Running alongside the trend toward larger frontier models is a parallel push toward smaller and more efficient ones. Small language models with a few billion parameters or fewer are produced through a combination of careful training data curation, architectural choices that improve parameter efficiency, and distillation, where a small student model is trained to mimic the outputs of a much larger teacher. Examples in active use include Meta's Llama 3.2 1B and 3B variants, Microsoft's Phi-3 family, Google's Gemma, Mistral 7B, and Anthropic's Claude Haiku tier. These models accept a real reduction in raw capability in exchange for speed, lower cost per inference, and the ability to run on a laptop or phone rather than a data center. For tasks where the largest models would be overkill, or where privacy and latency are dominant constraints, a small model can be the correct choice. The gap between what a frontier model and a well-tuned small model can do on specific tasks has been closing steadily, and for many practical applications the small model is more than enough.

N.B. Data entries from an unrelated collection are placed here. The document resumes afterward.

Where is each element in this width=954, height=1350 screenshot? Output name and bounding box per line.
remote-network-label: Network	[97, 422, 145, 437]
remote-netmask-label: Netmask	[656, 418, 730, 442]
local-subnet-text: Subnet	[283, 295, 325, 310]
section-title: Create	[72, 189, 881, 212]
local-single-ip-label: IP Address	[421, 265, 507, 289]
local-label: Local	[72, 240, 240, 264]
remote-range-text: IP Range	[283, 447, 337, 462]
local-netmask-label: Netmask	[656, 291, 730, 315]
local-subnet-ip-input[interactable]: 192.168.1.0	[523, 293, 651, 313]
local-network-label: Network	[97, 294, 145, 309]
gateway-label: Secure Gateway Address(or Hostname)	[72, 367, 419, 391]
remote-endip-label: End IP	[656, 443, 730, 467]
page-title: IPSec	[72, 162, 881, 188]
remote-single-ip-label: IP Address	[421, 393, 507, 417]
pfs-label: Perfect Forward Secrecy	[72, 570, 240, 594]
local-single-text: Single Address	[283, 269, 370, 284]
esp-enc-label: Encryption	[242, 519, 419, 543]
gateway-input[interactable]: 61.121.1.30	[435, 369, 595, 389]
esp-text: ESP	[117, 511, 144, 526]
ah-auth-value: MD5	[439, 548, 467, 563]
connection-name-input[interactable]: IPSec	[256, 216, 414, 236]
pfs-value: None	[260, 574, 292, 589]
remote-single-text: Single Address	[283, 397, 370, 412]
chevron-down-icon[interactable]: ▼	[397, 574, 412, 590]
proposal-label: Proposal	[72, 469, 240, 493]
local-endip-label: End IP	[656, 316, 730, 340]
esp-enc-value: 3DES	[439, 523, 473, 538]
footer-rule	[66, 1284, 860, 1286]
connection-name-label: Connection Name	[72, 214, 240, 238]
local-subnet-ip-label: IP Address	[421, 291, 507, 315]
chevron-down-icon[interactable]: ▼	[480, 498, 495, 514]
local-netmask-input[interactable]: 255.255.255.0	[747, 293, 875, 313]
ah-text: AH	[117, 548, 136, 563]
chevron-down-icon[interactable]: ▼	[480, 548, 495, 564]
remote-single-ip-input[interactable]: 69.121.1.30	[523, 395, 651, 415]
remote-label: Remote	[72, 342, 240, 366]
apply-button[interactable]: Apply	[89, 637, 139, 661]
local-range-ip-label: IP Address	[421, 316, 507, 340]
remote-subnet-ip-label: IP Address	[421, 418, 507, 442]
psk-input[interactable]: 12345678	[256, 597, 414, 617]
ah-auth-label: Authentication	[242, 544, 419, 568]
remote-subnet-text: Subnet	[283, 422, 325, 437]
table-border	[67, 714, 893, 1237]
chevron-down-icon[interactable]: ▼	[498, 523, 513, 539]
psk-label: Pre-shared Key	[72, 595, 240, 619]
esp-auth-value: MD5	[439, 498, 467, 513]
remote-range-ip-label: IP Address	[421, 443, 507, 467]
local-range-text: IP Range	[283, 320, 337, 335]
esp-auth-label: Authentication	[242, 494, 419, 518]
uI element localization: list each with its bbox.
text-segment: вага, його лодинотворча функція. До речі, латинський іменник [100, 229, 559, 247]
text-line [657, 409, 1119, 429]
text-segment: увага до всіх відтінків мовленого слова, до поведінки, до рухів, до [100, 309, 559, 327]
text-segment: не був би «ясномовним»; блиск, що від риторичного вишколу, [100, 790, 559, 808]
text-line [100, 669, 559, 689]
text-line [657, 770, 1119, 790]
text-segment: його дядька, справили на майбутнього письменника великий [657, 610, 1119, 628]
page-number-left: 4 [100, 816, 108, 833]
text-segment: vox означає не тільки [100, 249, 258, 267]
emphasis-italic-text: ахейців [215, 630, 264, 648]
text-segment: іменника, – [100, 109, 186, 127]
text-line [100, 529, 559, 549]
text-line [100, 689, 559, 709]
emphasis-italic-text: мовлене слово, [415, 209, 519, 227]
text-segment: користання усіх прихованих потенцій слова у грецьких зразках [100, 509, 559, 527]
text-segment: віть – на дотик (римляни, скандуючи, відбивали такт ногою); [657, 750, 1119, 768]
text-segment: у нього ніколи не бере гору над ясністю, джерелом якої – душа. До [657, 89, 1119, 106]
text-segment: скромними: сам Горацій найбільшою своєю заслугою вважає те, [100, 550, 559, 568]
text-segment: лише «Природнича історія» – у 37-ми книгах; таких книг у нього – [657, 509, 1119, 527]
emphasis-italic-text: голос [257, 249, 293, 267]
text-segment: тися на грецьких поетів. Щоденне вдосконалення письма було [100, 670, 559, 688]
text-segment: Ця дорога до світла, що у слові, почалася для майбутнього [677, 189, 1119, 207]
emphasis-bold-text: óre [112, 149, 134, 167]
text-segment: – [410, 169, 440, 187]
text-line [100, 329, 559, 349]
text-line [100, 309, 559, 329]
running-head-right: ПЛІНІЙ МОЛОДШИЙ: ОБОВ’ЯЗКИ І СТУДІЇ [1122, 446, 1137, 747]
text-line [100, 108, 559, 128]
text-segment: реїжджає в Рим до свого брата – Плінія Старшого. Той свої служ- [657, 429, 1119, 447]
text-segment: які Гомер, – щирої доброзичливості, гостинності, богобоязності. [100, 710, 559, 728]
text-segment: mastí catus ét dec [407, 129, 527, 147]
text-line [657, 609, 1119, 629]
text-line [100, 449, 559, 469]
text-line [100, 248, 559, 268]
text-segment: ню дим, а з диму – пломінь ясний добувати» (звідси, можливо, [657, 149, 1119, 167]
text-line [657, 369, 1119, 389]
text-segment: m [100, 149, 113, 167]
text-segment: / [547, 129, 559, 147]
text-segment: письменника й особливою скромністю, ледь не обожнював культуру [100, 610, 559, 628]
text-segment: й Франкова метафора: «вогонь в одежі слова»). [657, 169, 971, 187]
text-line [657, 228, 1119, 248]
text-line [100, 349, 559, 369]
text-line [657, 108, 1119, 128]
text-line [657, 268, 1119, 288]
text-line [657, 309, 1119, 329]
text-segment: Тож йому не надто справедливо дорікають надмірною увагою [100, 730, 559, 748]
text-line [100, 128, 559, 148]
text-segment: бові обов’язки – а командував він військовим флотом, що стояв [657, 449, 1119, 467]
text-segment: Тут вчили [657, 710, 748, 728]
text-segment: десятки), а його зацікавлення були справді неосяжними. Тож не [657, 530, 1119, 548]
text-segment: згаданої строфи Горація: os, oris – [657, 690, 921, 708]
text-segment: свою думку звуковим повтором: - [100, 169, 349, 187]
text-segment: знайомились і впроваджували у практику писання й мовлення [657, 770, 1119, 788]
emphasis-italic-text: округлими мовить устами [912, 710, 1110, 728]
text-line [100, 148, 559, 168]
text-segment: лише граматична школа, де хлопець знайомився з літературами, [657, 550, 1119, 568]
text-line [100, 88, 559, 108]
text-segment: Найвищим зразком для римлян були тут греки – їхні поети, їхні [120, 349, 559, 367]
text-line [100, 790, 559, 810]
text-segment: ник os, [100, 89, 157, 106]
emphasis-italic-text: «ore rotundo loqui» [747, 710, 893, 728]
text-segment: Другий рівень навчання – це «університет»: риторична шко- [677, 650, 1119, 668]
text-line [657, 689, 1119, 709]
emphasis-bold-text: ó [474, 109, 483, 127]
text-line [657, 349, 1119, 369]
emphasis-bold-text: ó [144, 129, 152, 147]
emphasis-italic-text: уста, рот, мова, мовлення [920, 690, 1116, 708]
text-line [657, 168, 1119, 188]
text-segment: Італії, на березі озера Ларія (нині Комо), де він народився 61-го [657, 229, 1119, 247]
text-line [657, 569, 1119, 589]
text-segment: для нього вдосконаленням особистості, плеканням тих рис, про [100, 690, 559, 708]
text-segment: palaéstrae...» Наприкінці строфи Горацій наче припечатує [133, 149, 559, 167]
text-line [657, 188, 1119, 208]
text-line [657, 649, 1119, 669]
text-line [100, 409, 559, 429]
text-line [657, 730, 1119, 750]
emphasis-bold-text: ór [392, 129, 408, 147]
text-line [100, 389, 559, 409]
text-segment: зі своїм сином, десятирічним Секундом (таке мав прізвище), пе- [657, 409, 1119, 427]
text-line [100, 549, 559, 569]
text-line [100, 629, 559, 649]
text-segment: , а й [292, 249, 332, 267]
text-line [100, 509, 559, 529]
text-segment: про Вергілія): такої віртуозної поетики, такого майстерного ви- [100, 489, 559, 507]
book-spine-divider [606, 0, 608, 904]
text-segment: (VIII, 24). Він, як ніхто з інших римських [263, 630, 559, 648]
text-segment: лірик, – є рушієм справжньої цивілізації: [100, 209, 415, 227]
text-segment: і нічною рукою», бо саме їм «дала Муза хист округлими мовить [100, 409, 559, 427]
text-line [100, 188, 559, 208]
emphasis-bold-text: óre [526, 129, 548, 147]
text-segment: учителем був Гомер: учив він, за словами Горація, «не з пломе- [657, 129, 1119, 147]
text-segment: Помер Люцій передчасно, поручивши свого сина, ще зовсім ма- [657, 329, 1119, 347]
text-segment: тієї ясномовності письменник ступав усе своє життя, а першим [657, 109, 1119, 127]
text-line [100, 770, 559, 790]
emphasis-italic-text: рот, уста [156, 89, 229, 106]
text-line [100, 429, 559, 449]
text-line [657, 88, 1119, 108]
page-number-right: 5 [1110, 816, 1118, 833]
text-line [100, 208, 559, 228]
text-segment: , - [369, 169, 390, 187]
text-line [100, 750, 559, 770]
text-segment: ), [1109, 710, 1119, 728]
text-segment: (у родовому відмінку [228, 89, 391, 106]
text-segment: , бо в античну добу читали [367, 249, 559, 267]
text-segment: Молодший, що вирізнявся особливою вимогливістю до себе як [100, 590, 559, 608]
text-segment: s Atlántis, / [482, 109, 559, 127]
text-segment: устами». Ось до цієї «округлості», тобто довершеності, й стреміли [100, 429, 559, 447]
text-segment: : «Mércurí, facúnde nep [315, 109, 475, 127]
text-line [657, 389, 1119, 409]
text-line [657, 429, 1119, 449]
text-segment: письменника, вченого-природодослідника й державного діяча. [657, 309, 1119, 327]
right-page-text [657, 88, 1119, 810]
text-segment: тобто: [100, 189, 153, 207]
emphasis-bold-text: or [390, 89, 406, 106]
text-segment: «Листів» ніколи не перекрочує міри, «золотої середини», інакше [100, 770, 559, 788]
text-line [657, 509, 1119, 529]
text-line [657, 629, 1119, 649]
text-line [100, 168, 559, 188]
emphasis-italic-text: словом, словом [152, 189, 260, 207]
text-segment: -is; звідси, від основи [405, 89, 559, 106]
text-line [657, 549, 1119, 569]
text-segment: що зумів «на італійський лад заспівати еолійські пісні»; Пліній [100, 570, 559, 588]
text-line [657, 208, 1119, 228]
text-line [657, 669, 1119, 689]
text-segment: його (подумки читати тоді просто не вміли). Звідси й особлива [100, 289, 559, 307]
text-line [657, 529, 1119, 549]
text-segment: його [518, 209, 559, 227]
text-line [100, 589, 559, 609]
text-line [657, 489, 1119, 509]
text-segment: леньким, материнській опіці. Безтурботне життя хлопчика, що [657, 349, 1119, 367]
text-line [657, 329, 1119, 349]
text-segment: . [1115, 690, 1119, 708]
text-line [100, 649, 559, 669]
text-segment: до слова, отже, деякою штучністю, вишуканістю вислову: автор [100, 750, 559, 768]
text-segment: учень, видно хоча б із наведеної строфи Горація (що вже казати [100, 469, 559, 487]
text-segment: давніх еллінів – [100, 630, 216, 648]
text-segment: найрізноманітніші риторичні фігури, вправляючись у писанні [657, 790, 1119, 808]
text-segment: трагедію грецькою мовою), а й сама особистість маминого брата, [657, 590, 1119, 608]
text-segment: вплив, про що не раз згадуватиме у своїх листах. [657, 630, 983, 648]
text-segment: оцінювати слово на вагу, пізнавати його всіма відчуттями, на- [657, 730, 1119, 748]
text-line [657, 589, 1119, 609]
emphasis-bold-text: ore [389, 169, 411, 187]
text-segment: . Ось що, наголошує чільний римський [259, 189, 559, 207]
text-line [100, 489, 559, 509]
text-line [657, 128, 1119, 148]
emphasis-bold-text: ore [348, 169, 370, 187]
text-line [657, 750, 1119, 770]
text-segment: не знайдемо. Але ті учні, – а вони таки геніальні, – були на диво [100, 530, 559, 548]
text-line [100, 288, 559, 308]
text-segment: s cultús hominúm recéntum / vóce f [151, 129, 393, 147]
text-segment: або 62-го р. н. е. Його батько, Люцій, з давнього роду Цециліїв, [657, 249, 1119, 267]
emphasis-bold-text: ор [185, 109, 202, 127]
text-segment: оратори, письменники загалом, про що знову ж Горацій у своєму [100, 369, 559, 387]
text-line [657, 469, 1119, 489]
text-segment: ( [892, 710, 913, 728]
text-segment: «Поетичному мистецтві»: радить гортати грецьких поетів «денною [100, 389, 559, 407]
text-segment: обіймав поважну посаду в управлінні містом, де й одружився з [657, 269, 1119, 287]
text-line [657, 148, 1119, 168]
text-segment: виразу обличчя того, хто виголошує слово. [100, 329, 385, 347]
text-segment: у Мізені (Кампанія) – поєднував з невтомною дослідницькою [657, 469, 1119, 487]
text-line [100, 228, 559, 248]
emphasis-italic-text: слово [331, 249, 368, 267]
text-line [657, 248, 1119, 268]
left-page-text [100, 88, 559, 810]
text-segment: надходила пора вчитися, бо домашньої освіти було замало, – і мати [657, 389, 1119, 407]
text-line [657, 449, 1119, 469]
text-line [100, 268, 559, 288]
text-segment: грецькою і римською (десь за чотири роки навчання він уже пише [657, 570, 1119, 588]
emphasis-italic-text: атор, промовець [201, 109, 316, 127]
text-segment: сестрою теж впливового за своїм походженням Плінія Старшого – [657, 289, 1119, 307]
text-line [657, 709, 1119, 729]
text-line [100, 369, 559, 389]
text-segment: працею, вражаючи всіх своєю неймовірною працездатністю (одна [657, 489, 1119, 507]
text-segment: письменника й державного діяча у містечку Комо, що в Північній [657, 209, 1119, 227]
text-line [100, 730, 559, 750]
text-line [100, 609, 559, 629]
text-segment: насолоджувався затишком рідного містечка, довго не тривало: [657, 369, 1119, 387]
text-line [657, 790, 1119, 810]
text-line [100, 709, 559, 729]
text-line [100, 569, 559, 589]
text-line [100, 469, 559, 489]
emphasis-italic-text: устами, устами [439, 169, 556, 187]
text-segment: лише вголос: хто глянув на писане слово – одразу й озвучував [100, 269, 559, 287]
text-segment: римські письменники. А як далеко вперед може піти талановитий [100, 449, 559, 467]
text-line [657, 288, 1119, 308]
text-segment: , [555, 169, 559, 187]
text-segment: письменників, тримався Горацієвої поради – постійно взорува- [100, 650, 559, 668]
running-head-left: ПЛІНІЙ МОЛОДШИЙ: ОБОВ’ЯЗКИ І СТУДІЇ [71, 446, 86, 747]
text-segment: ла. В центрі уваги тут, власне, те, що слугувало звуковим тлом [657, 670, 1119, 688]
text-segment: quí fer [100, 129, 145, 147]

The choice of which kind of LLM to use is one of the more consequential decisions in designing any AI product. A general-purpose chat model is not the right tool for semantic search; an embedding model is not the right tool for open-ended writing; a reasoning model is overkill for autocompletion. Knowing which family of model does what, and what the training process implies about its strengths and blind spots, is part of being deliberate about building on AI rather than just plugging into whichever default API a provider hands you. The label "LLM" hides a lot of structure, and most of the interesting engineering decisions live in that structure.